Apart from the fact that they were much more diverse in the Palaeozoic than today, the main trends in the evolution of horseshoe crabs were an overall increase in size and a loss of segmentation on the rear part of their carapace. They have always been primarily aquatic, feeding off worms and shellfish on the seafloor, but they failed to evolve a means of reproducing in water – which, as with turtles, rather suggests a terrestrial origin. Eggs are laid in nests in sandy beaches, from which the larval crabs emerge soon after hatching and instinctively enter the sea. They moult more than 16 times before they reach adult size, including 4 times within the egg.
Horseshoe crabs span the greater part of the macrofossil record, and although they have evolved in the sense of diversifying into two suborders and various families – and doing so very early, in the Palaeozoic – they have not evolved in any sense corroborative of Darwin’s theory. Throughout they remained true to type: complex organisms from the beginning, with a complex life cycle, and an example of animals designed for existence at the interface between sea and land, whatever their evolutionary history was before the Ordovician. Throughout they took up oxygen through gills, not lungs – specifically, book gills, a unique feature among aquatic animals. They are proof that an ability to walk as well as swim carries no implication of being in evolutionary transit from one to the other.
Scorpions ‘must have’ evolved from ancestors that lived in the sea, because in the Darwinian scheme there is no alternative. Evidence of such a transition, however, is negligible: merely the same similarities with marine so-called relatives (such as eurypterids and xiphosurans) that modern scorpions have.
The case for exclusive terrestriality is not water-tight, since the fossil does not show whether the animal had lungs or gills (the oldest preserved lungs are early Devonian). Nor are the legs preserved. A mid-Silurian specimen had anatomically modern legs, but the dimensions suggested that it walked on tip-toe rather than on the entirety of its last segment. In all probability, early scorpions were adapted to life at the shoreline. That is where the food was, after all, not deep inland. Scorpions became more terrestrialised as the Palaeozoic progressed.

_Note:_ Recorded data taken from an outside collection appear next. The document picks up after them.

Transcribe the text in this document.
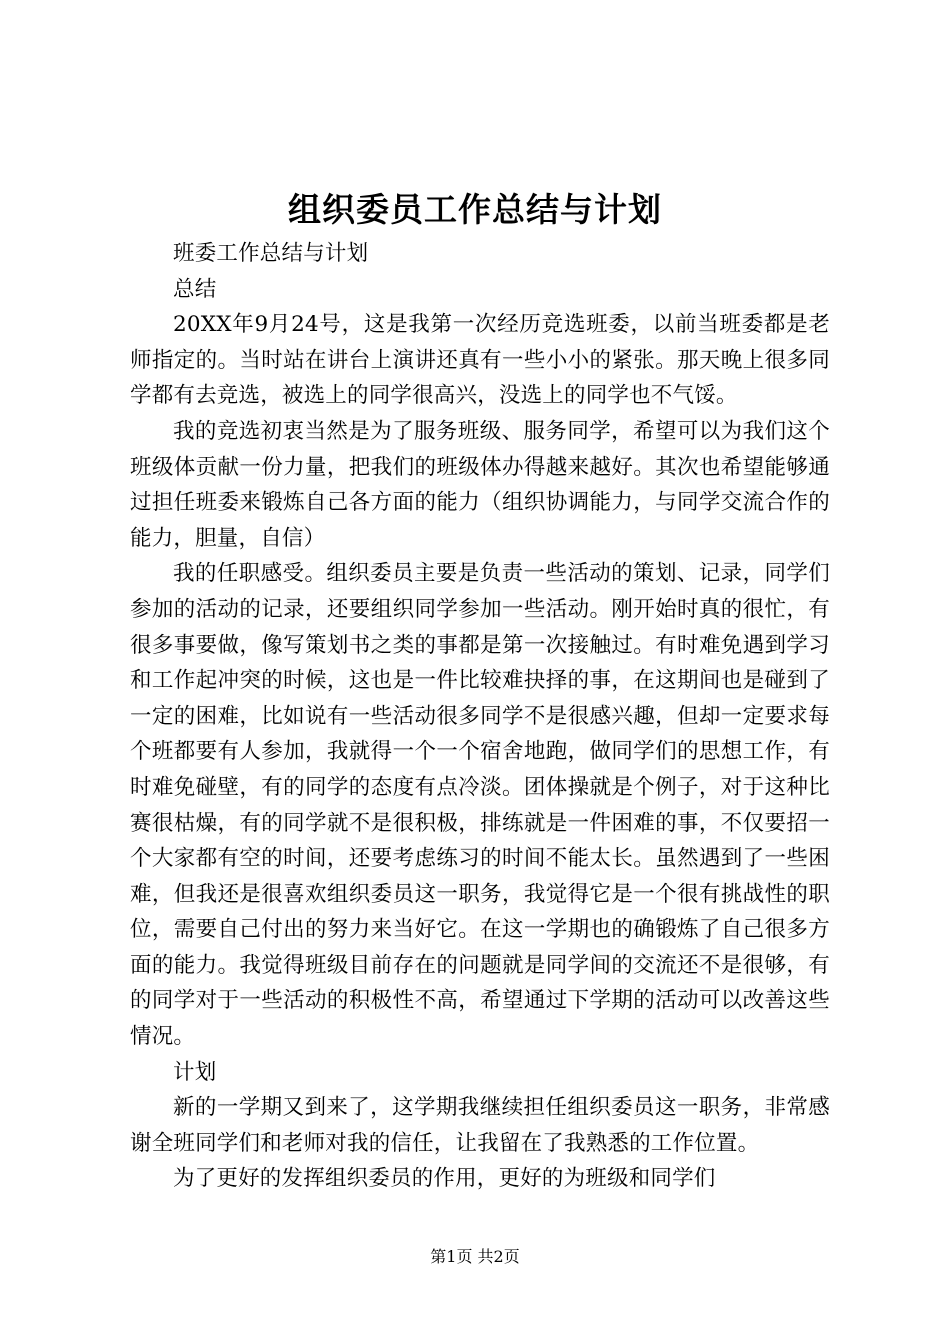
组织委员工作总结与计划

班委工作总结与计划

总结

20XX年9月24号，这是我第一次经历竞选班委，以前当班委都是老师指定的。当时站在讲台上演讲还真有一些小小的紧张。那天晚上很多同学都有去竞选，被选上的同学很高兴，没选上的同学也不气馁。

我的竞选初衷当然是为了服务班级、服务同学，希望可以为我们这个班级体贡献一份力量，把我们的班级体办得越来越好。其次也希望能够通过担任班委来锻炼自己各方面的能力（组织协调能力，与同学交流合作的能力，胆量，自信）

我的任职感受。组织委员主要是负责一些活动的策划、记录，同学们参加的活动的记录，还要组织同学参加一些活动。刚开始时真的很忙，有很多事要做，像写策划书之类的事都是第一次接触过。有时难免遇到学习和工作起冲突的时候，这也是一件比较难抉择的事，在这期间也是碰到了一定的困难，比如说有一些活动很多同学不是很感兴趣，但却一定要求每个班都要有人参加，我就得一个一个宿舍地跑，做同学们的思想工作，有时难免碰壁，有的同学的态度有点冷淡。团体操就是个例子，对于这种比赛很枯燥，有的同学就不是很积极，排练就是一件困难的事，不仅要招一个大家都有空的时间，还要考虑练习的时间不能太长。虽然遇到了一些困难，但我还是很喜欢组织委员这一职务，我觉得它是一个很有挑战性的职位，需要自己付出的努力来当好它。在这一学期也的确锻炼了自己很多方面的能力。我觉得班级目前存在的问题就是同学间的交流还不是很够，有的同学对于一些活动的积极性不高，希望通过下学期的活动可以改善这些情况。

计划

新的一学期又到来了，这学期我继续担任组织委员这一职务，非常感谢全班同学们和老师对我的信任，让我留在了我熟悉的工作位置。

为了更好的发挥组织委员的作用，更好的为班级和同学们

第1页 共2页
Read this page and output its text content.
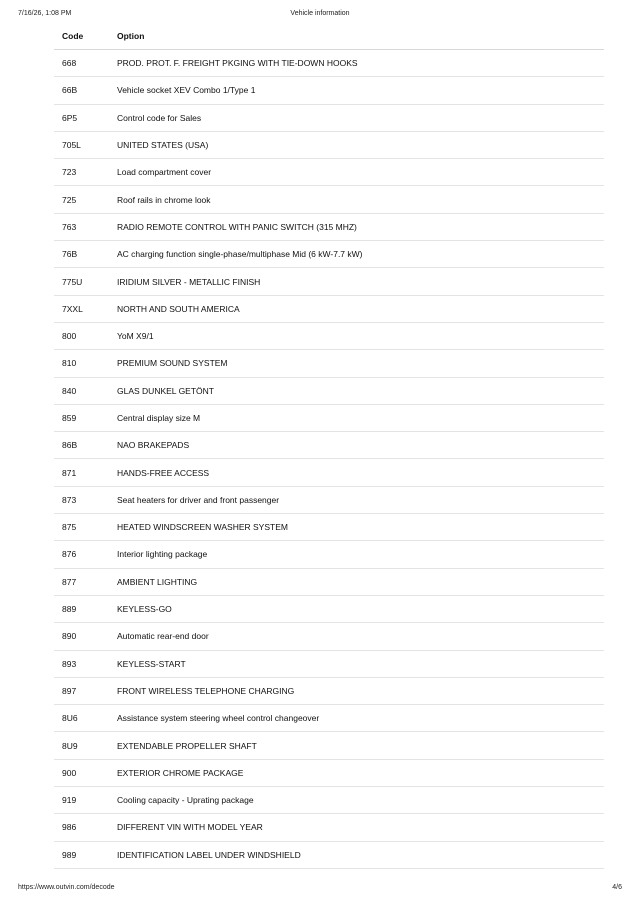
7/16/26, 1:08 PM	Vehicle information
Code	Option
668	PROD. PROT. F. FREIGHT PKGING WITH TIE-DOWN HOOKS
66B	Vehicle socket XEV Combo 1/Type 1
6P5	Control code for Sales
705L	UNITED STATES (USA)
723	Load compartment cover
725	Roof rails in chrome look
763	RADIO REMOTE CONTROL WITH PANIC SWITCH (315 MHZ)
76B	AC charging function single-phase/multiphase Mid (6 kW-7.7 kW)
775U	IRIDIUM SILVER - METALLIC FINISH
7XXL	NORTH AND SOUTH AMERICA
800	YoM X9/1
810	PREMIUM SOUND SYSTEM
840	GLAS DUNKEL GETÖNT
859	Central display size M
86B	NAO BRAKEPADS
871	HANDS-FREE ACCESS
873	Seat heaters for driver and front passenger
875	HEATED WINDSCREEN WASHER SYSTEM
876	Interior lighting package
877	AMBIENT LIGHTING
889	KEYLESS-GO
890	Automatic rear-end door
893	KEYLESS-START
897	FRONT WIRELESS TELEPHONE CHARGING
8U6	Assistance system steering wheel control changeover
8U9	EXTENDABLE PROPELLER SHAFT
900	EXTERIOR CHROME PACKAGE
919	Cooling capacity - Uprating package
986	DIFFERENT VIN WITH MODEL YEAR
989	IDENTIFICATION LABEL UNDER WINDSHIELD
https://www.outvin.com/decode	4/6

In short, the first animals to make tracks on land were not the tetrapods but eurypterids. As we shall see in the next section, the earliest wholly terrestrial animals in the fossil record are also not tetrapods, but myriapods – centipedes and millipedes – living about the same time as the eurypterids. They were closely followed by insects. Neither myriapods nor insects show any evidence of having emerged from the sea.